Олег Давыдов. ПОЧВА И СУДЬБА. Священная болезнь Глеба Успенского
Глеб Иванович Успенский родился 13 (25)октября 1843 года в Туле, в семье чиновника. Однако корнями своими он целиком и полностью уходит в священническое сословие. Родственниками со стороны отца были люди талантливые, довольно образованные (по духовной части), но в большинстве сильно пьющие, с психическими отклонениями и склонностью к суициду. Отец Глеба Успенского, закончив семинарию, женился на дочери управляющего Тульской казенной палатой Глеба Фомича Соколова (тоже сына священника) и благодаря его протекции пошел по чиновничьей линии. Этот Соколов был «просвещенным администратором», человеком маниакально честным, но совершенным деспотом – и на службе и дома. Он дал своим детям хорошее образование, позволил развиться их художественным талантам (среди них были музыканты, художники, писатели), а потом все это нещадно растоптал. «Личность была настолько подавлена в этой семье, что даже в поколении внуков была заметна как бы боязнь чего-либо мало-мальски самостоятельного», – писал Глеб Успенский. Впрочем, он-то как раз сумел отстоять себя. С 1862 года, когда появился его первый рассказ, популярность Глеба Успенского непрерывно росла, талант его развивался, открывая все новые грани… И вдруг, в 1891 году, в расцвете своей славы, писатель впадает в некое помешательство. Болезнь прогрессирует и не отпускает его до самой смерти, наступившей в 1902 году.
«ГЛЕБ» И «ИВАНОВИЧ»
Прежде, чем говорить о произведениях Глеба Успенского, давайте поговорим о том скорбном периоде его жизни, когда он уже ничего не писал. Этот период, конечно, трудно рассматривать как продолжение творческой биографии писателя. Но поскольку (по настойчивым уверениям Глеба Успенского) ничего, кроме того, что есть в его книгах, в его «жизни личной не было и нет», постольку позволительно взглянуть на его литературные достижения с точки зрения целого его биографии. Быть может, то, что проявилось в болезни, позволит нам получше понять известные его тексты.

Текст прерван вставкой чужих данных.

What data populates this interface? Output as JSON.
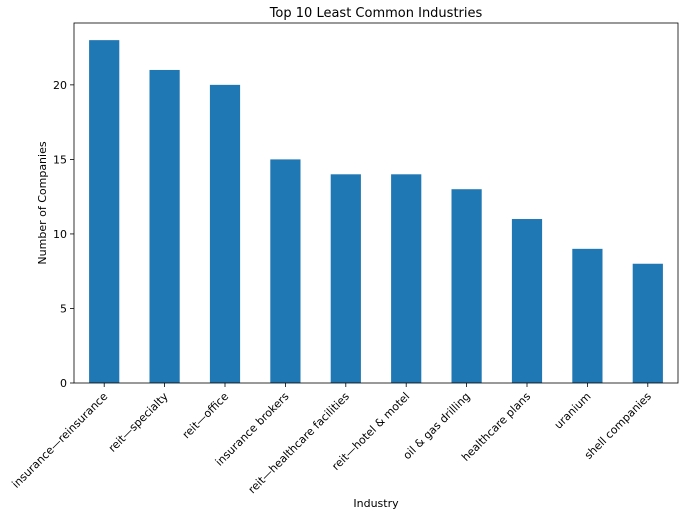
{
  "chart_data": {
    "type": "bar",
    "title": "Top 10 Least Common Industries",
    "xlabel": "Industry",
    "ylabel": "Number of Companies",
    "categories": [
      "insurance—reinsurance",
      "reit—specialty",
      "reit—office",
      "insurance brokers",
      "reit—healthcare facilities",
      "reit—hotel & motel",
      "oil & gas drilling",
      "healthcare plans",
      "uranium",
      "shell companies"
    ],
    "values": [
      23,
      21,
      20,
      15,
      14,
      14,
      13,
      11,
      9,
      8
    ],
    "ylim": [
      0,
      24.15
    ],
    "yticks": [
      0,
      5,
      10,
      15,
      20
    ],
    "bar_color": "#1f77b4",
    "grid": false,
    "legend": "none"
  }
}
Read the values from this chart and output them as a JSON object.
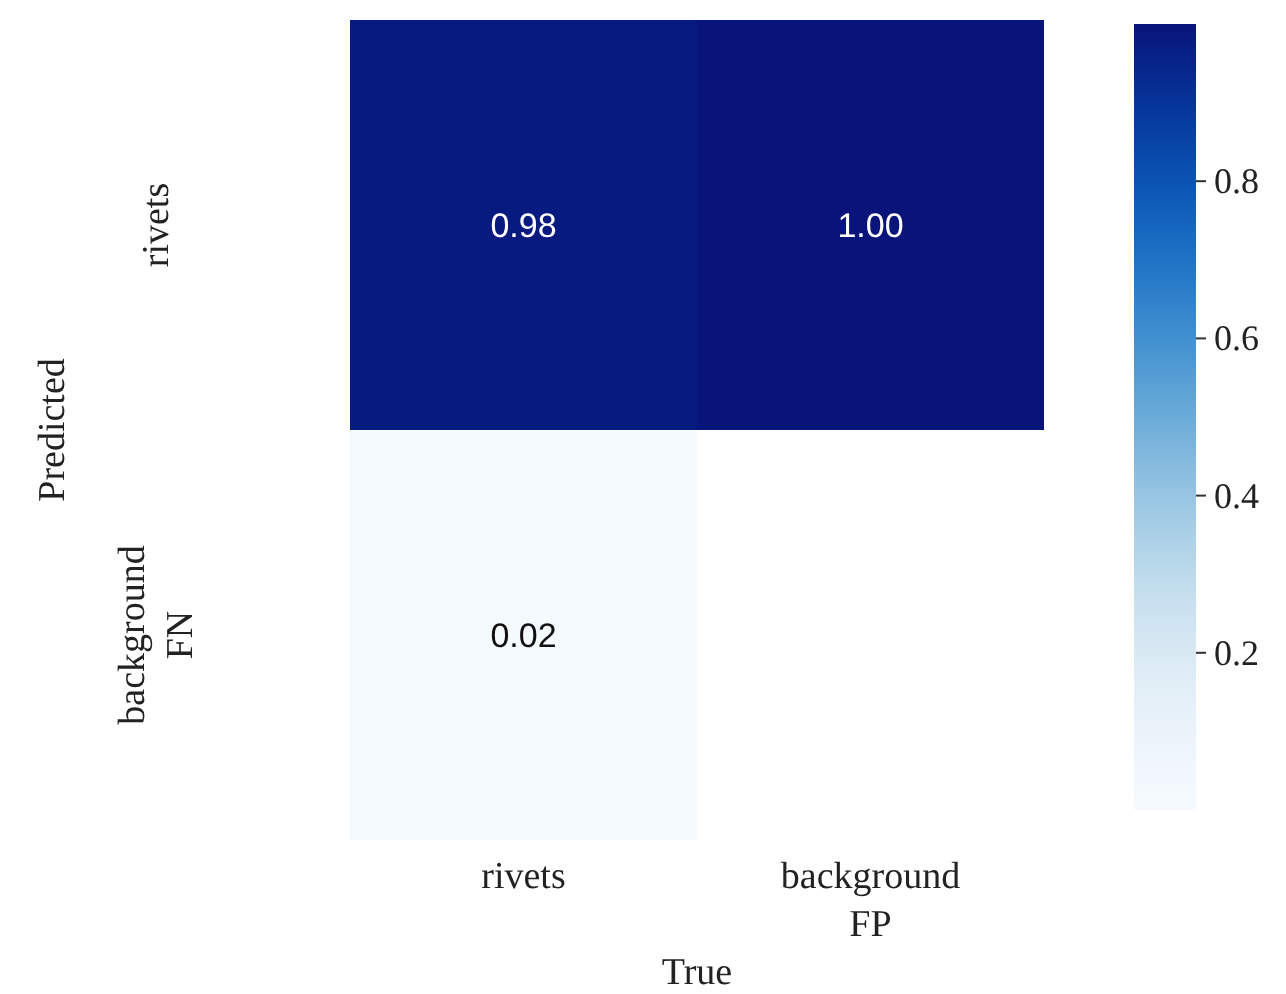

В дневнике д-ра Синани, лечащего врача Успенского, можно прочесть следующее: «С самого заболевания Глеба Ивановича и до сих пор в его сознании идет борьба между двумя началами: началом справедливости и началом, неясно выражаемым, но противоположным первому. Ему кажется, что его «я» – раздвоено и состоит из двух личностей, борющихся друг с другом. Первая личность – это Глеб (Успенский), вторая личность – это Глеб Иванович Успенский (N.B. Отец матери назывался Глебом, Иваныч – от Ивана, значит отца его). Но как ни борется «Глеб», однако ему очень трудно не только уничтожить, убить «Ивановича», но даже устоять против власти его. Со времени его болезни борьба между ними идет ожесточенная. Случалось, что «Глеб» как будто бы отвоевывал свое существование, приобретал свою половину, но это ему удавалось ненадолго. «Иванович» снова вторгался в его область, пренебрегая всякими уговорами, всякими условными компромиссами, часто разрушая их, и заполнял «Глеба». При полном его поражении, больной не только казался себе, но и в действительности являлся в самых несимпатичных, безобразных, отвратительных видах, до буквального образа свиньи включительно, с ее черепом, и мордою, и хребтом, и ребрами, и даже перестановкою верхних конечностей снаружи внутрь».
Из дневника д-ра Синани можно извлечь массу других мрачных примеров, но там же сказано, что Глеба Успенского посещали и другие, светлые, видения. О них мы еще поговорим, а пока обратим внимание: врач подчеркивает, что «Иванович» в душе больного идет от отца. В другом месте дневника сказано, что «симпатия его (больного. – О. Д.) лежат всецело на стороне материнской линии». Разумеется, тут проглядывает эдипов комплекс, но сам по себе он не очень интересен. Гораздо интереснее то, что к нему привязалось. Уже из приведенной в начале краткой генеалогической справки видно, что суровая отцовская стихия в душе мальчика Глеба должна была ассоциироваться с пьянствующими попами и семинаристами, а также со взяточничеством (отец таки брал) и тяжелой психической атмосферой, а материнская – с артистизмом, бесполезными попытками отстоять свою индивидуальность, в сочетании с дедовской идеологией фанатичного служения, каковая как раз и оборачивалась подавлением индивидуальности. Впоследствии произойдут некоторые трансформации: отцовское свяжется со всем темным, заскорузлым, мешающим переменам (подоспели реформы), с тем, что стало осуждаться общественным мнением той среды, в которую вошел Глеб Успенский. А материнское свяжется с тем, что признавалось этой средой («хорошей молодежью») прогрессивным.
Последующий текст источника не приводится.